L2 Consulting works with an international client base of life science industries in finance, business planning, M+A, program design, executional oversight and interim management. Scientifically, L2 has contributed to many hundreds of new drug clinical trial applications (preclinical), has raised over U$200m in new funding and has been pivotal in closing 6 mid-sized M&A’s in the industry (including execution of full due diligence) with deal values of up to US$50m. L2’s team encompasses senior level expertise in clinical, preclinical, bioanalytical, immunological, regulatory affairs, finance and business/corporate development.

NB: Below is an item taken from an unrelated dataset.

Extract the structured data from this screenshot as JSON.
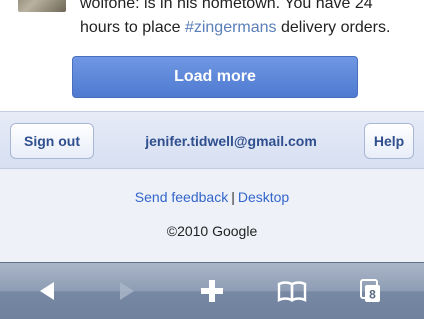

As an Associate Partner in L2 Consulting, Ruben Sanchez has held various senior management roles most recently Vice President of Regulatory Affairs providing strategic regulatory leadership to companies in North America with global regulatory activities. With over 20 years of regulatory experience, he has managed all facets of drug development from IND through marketing application. He has been part of cross functional teams providing guidance for all drug development disciplines, including CMC and Labeling development. He has filed multiple investigational applications including ex-US CTAs for global Phase 3 programs and several marketing applications in the US, including ANDAs, and 505 b(2) NDAs. Recent activities include Global Regulatory Leadership role for a global multiple myeloma development program leading to submission of a successful NDA and MAA.

Through his global regulatory filing experience, Ruben has supported programs in various disease indications including Alzheimer’s, Multiple Sclerosis, Parkinson’s Disease, and numerous oncology indications (including multiple oncolytic vaccines). His ability to translate strategic objectives into operational execution plans has made him a strong leader focused on building interdisciplinary team relationships.